7. New Strategies for Diverse Bacterial Species Identification
Next-generation sequencing (NGS) offers several key advantages over traditional culture methods, particularly in its capacity to detect a broader range of unique microbial species. One of the major strengths of NGS is its ability to sequence multiple samples simultaneously, allowing for high-throughput analysis. Furthermore, it can directly identify microbial DNA or RNA from various types of biological samples, including tissue, fecal matter, or blood, making it a versatile tool in microbial and metagenomic research [171,209,210]. This technology has significantly advanced our understanding of complex microbial communities and their roles in human health, providing insights that were previously unattainable through culture-based techniques.

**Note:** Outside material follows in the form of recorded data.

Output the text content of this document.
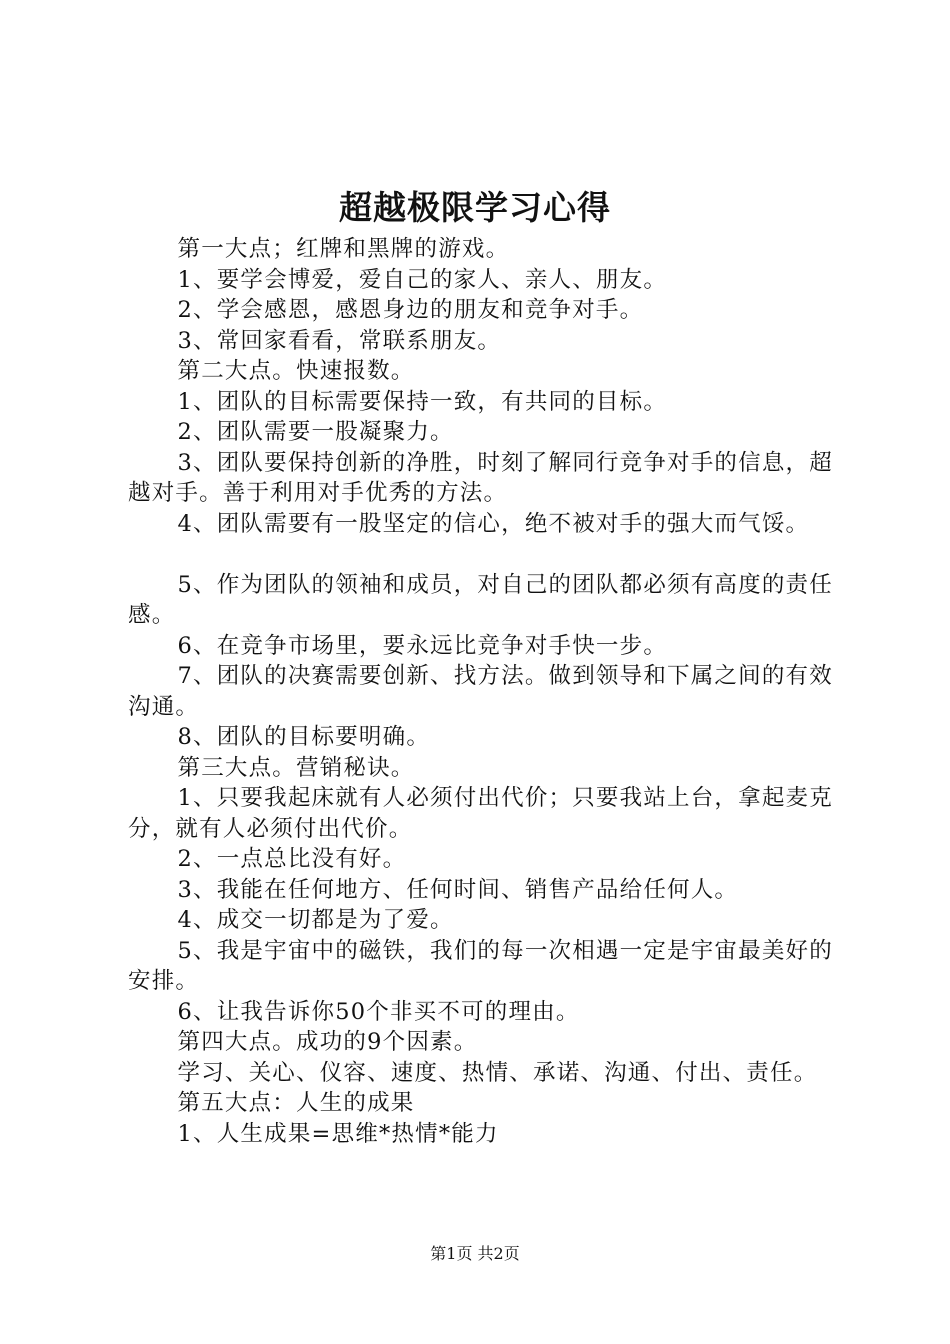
超越极限学习心得

第一大点；红牌和黑牌的游戏。

1、要学会博爱，爱自己的家人、亲人、朋友。

2、学会感恩，感恩身边的朋友和竞争对手。

3、常回家看看，常联系朋友。

第二大点。快速报数。

1、团队的目标需要保持一致，有共同的目标。

2、团队需要一股凝聚力。

3、团队要保持创新的净胜，时刻了解同行竞争对手的信息，超越对手。善于利用对手优秀的方法。

4、团队需要有一股坚定的信心，绝不被对手的强大而气馁。

5、作为团队的领袖和成员，对自己的团队都必须有高度的责任感。

6、在竞争市场里，要永远比竞争对手快一步。

7、团队的决赛需要创新、找方法。做到领导和下属之间的有效沟通。

8、团队的目标要明确。

第三大点。营销秘诀。

1、只要我起床就有人必须付出代价；只要我站上台，拿起麦克分，就有人必须付出代价。

2、一点总比没有好。

3、我能在任何地方、任何时间、销售产品给任何人。

4、成交一切都是为了爱。

5、我是宇宙中的磁铁，我们的每一次相遇一定是宇宙最美好的安排。

6、让我告诉你50个非买不可的理由。

第四大点。成功的9个因素。

学习、关心、仪容、速度、热情、承诺、沟通、付出、责任。

第五大点：人生的成果

1、人生成果=思维*热情*能力

第1页 共2页
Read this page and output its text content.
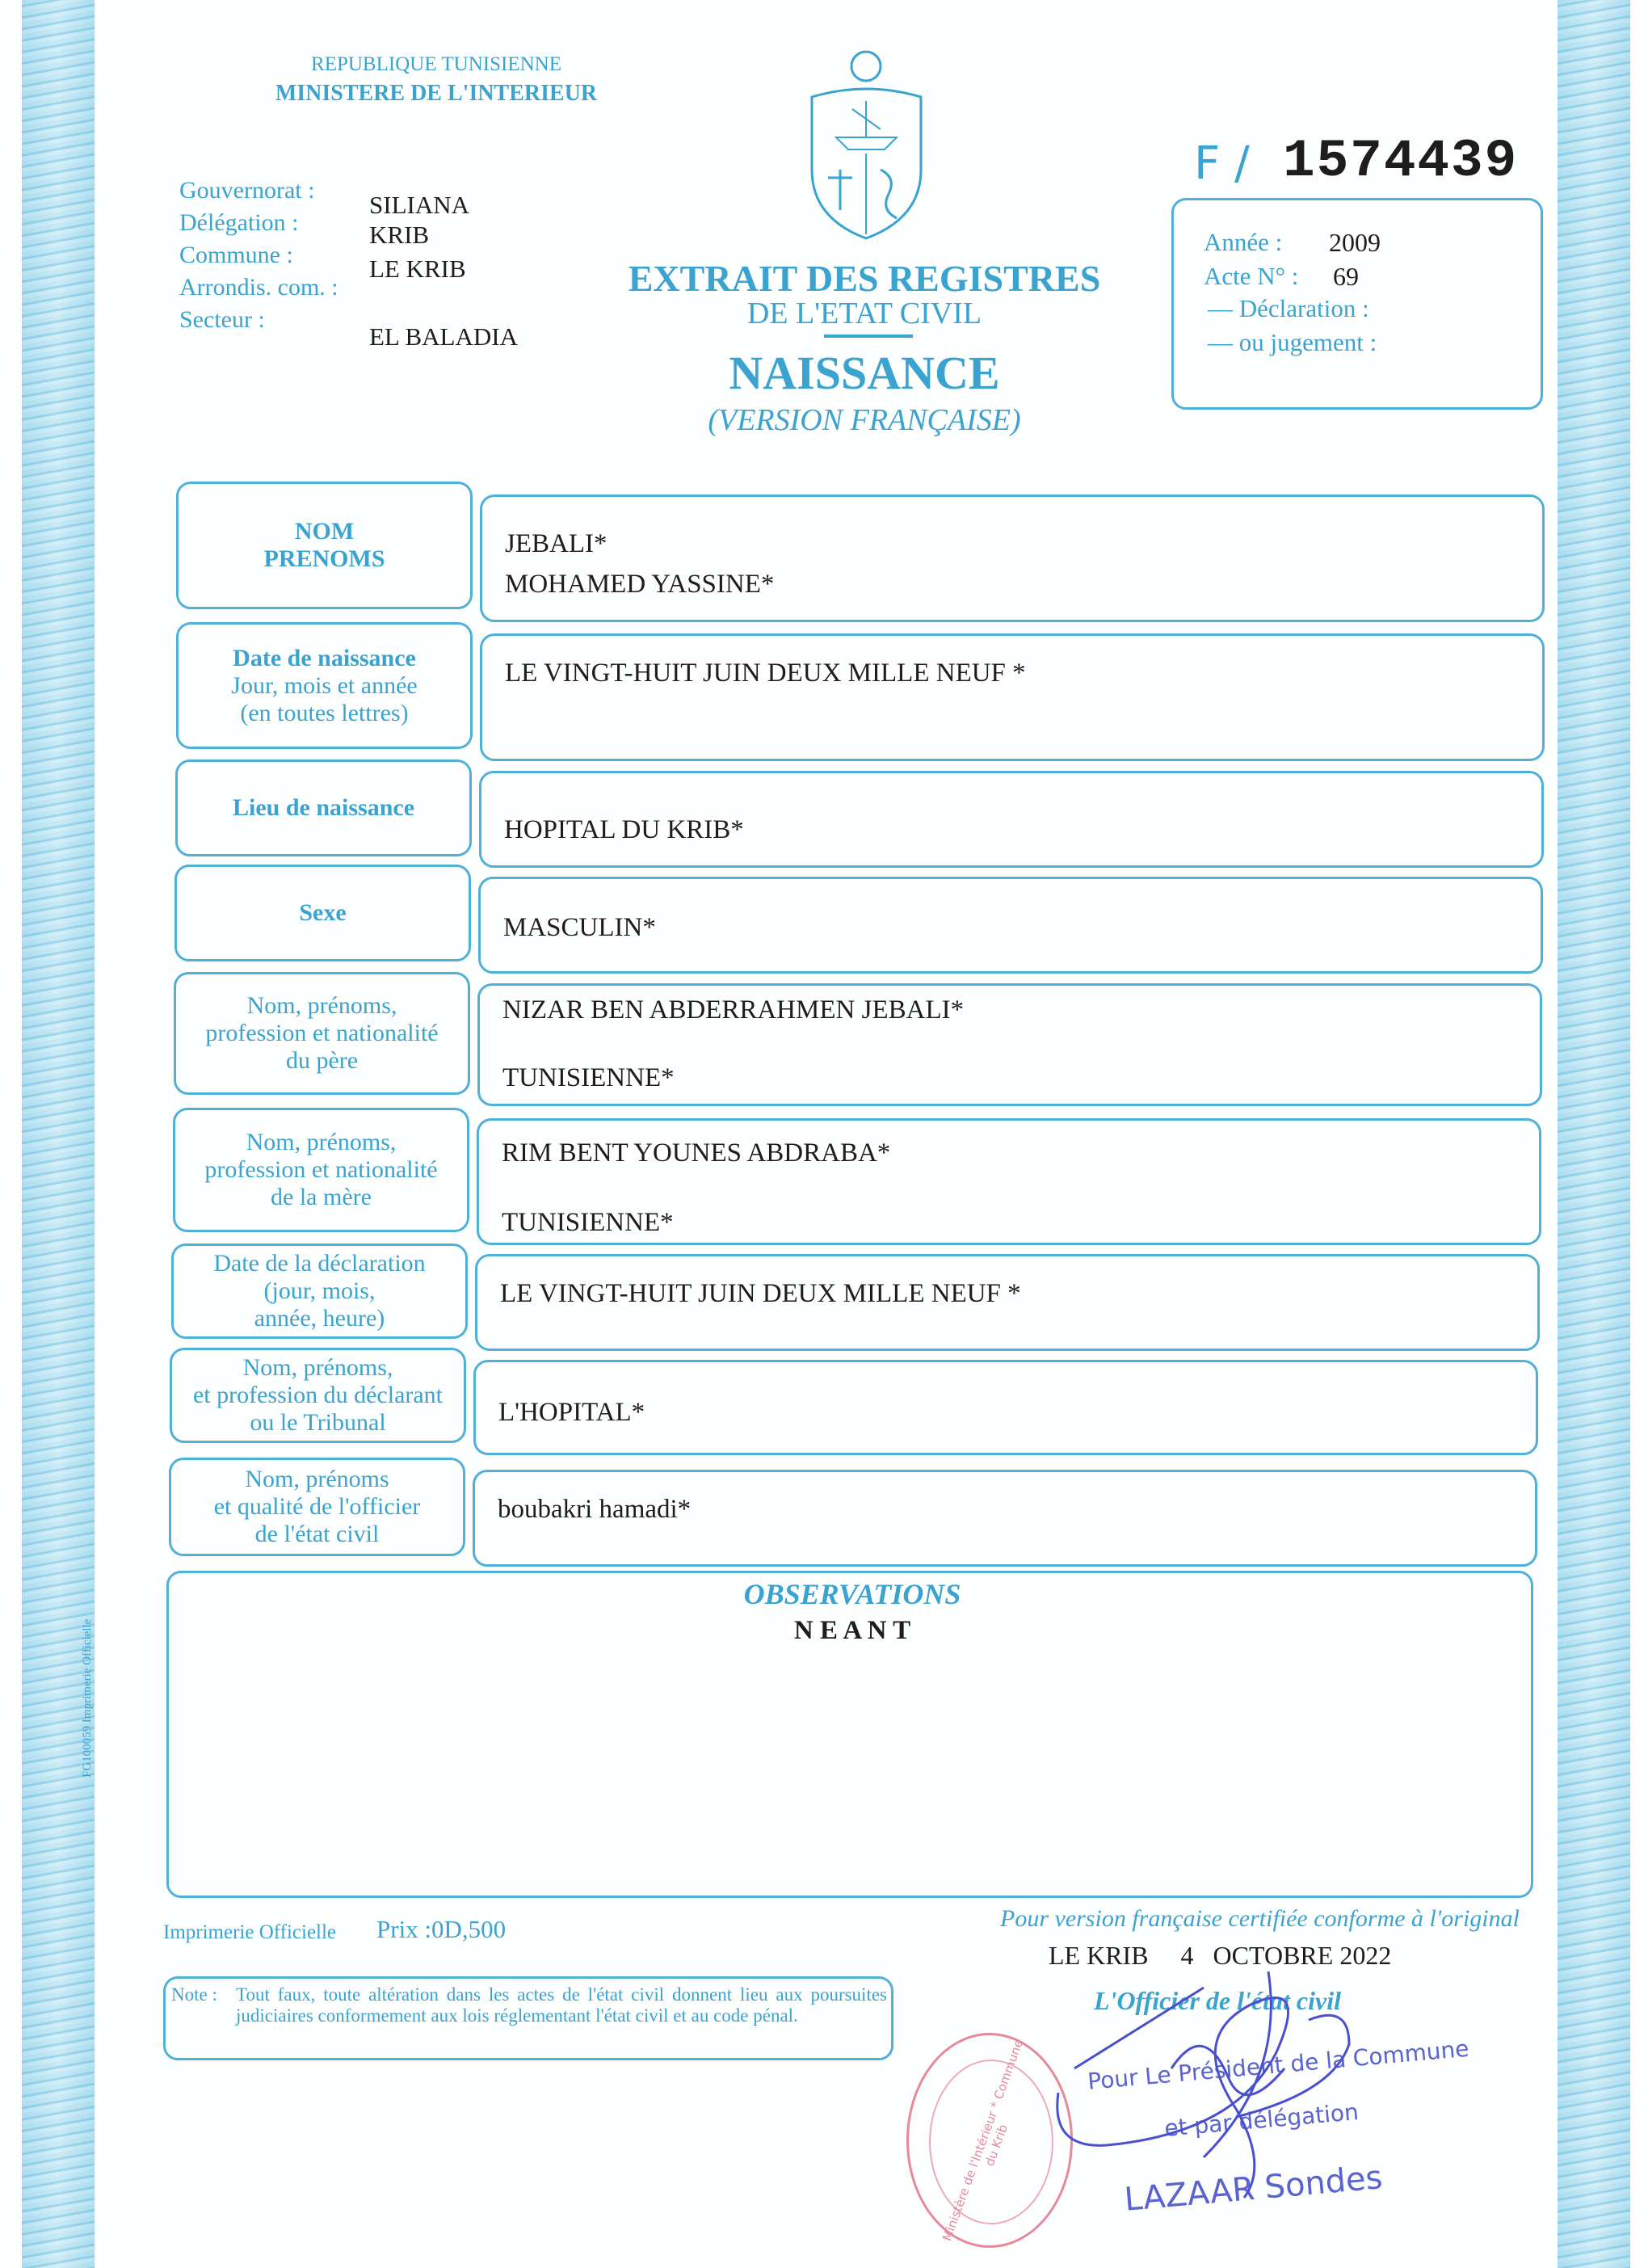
REPUBLIQUE TUNISIENNE
MINISTERE DE L'INTERIEUR
F / 1574439
Gouvernorat :
Délégation :
Commune :
Arrondis. com. :
Secteur :
SILIANA
KRIB
LE KRIB
EL BALADIA
EXTRAIT DES REGISTRES
DE L'ETAT CIVIL
NAISSANCE
(VERSION FRANÇAISE)
Année : 2009
Acte N° : 69
— Déclaration :
— ou jugement :
NOM
PRENOMS
JEBALI*
MOHAMED YASSINE*
Date de naissance
Jour, mois et année
(en toutes lettres)
LE VINGT-HUIT JUIN DEUX MILLE NEUF *
Lieu de naissance
HOPITAL DU KRIB*
Sexe
MASCULIN*
Nom, prénoms,
profession et nationalité
du père
NIZAR BEN ABDERRAHMEN JEBALI*
TUNISIENNE*
Nom, prénoms,
profession et nationalité
de la mère
RIM BENT YOUNES ABDRABA*
TUNISIENNE*
Date de la déclaration
(jour, mois,
année, heure)
LE VINGT-HUIT JUIN DEUX MILLE NEUF *
Nom, prénoms,
et profession du déclarant
ou le Tribunal	L'HOPITAL*
Nom, prénoms
et qualité de l'officier
de l'état civil
boubakri hamadi*
OBSERVATIONS
N E A N T
FG100059 Imprimerie Officielle
Imprimerie Officielle Prix :0D,500
Note : Tout faux, toute altération dans les actes de l'état civil donnent lieu aux poursuites judiciaires conformement aux lois réglementant l'état civil et au code pénal.
Pour version française certifiée conforme à l'original
LE KRIB     4   OCTOBRE 2022
L'Officier de l'état civil
Ministère de l'Intérieur * Commune du Krib
Pour Le Président de la Commune
et par délégation
LAZAAR Sondes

NGS could be used to predict disease risk by exploring the human genome, but more research needs to be conducted in this context. Using 16S rRNA gene sequencing, Xiaowei Chen et al. [171] analyzed 30 normal-weight, 35 overweight, and 35 obese patients from China. They concluded that microbiota alpha diversity decreased and, regarding the beta-diversity, significant differences between these three groups were noted. The number of microbiota species that were changed was also different: 31 species in normal-weight, 32 in group with obesity and 3 in overweight patients. In the same study, alpha diversity metrics showed a significant decline in species richness with increasing BMI, as reflected by indices including Chao1 (F = 5.478, p = 0.006), observed species (F = 7.271, p = 0.001), and PD whole tree (F = 8.735, p < 0.001), indicating that gut microbial species diversity decreased significantly as BMI increased.
8. Conclusions
Although accumulating data indicate a strong link between gut microbiota imbalance and pediatric obesity, existing studies are constrained by methodological variability, limited cohorts, and insufficient follow-up durations. Future research should aim to elucidate causal mechanisms, particularly the impact of early-life microbial colonization on subsequent obesity risk, and to define actionable microbial and metabolic targets for personalized interventions. Large, rigorously designed longitudinal trials—especially those evaluating the long-term safety and effectiveness of probiotic and symbiotic strategies—are necessary to support clinical translation. Importantly, the rising prevalence of childhood obesity cannot be attributed to genetic predisposition alone. Environmental influences, dietary patterns, and physical inactivity substantially contribute to disease development. Diets high in refined sugars, fats, and protein but poor in fiber, combined with sedentary behavior, promote intestinal dysbiosis and the establishment of an “obesogenic” microbiota. This altered microbial community enhances the fermentation of undigested carbohydrates, increasing SCFA production, which may influence adipogenesis, lipid metabolism, and energy balance. Evidence suggests that lifestyle optimization—including balanced nutrition and regular physical activity—can restore microbial diversity and improve metabolic outcomes. While adjunctive probiotic supplementation has shown encouraging results when integrated into multidimensional interventions, additional high-quality evidence is required before microbiota-targeted therapies can be routinely implemented in the management of pediatric obesity.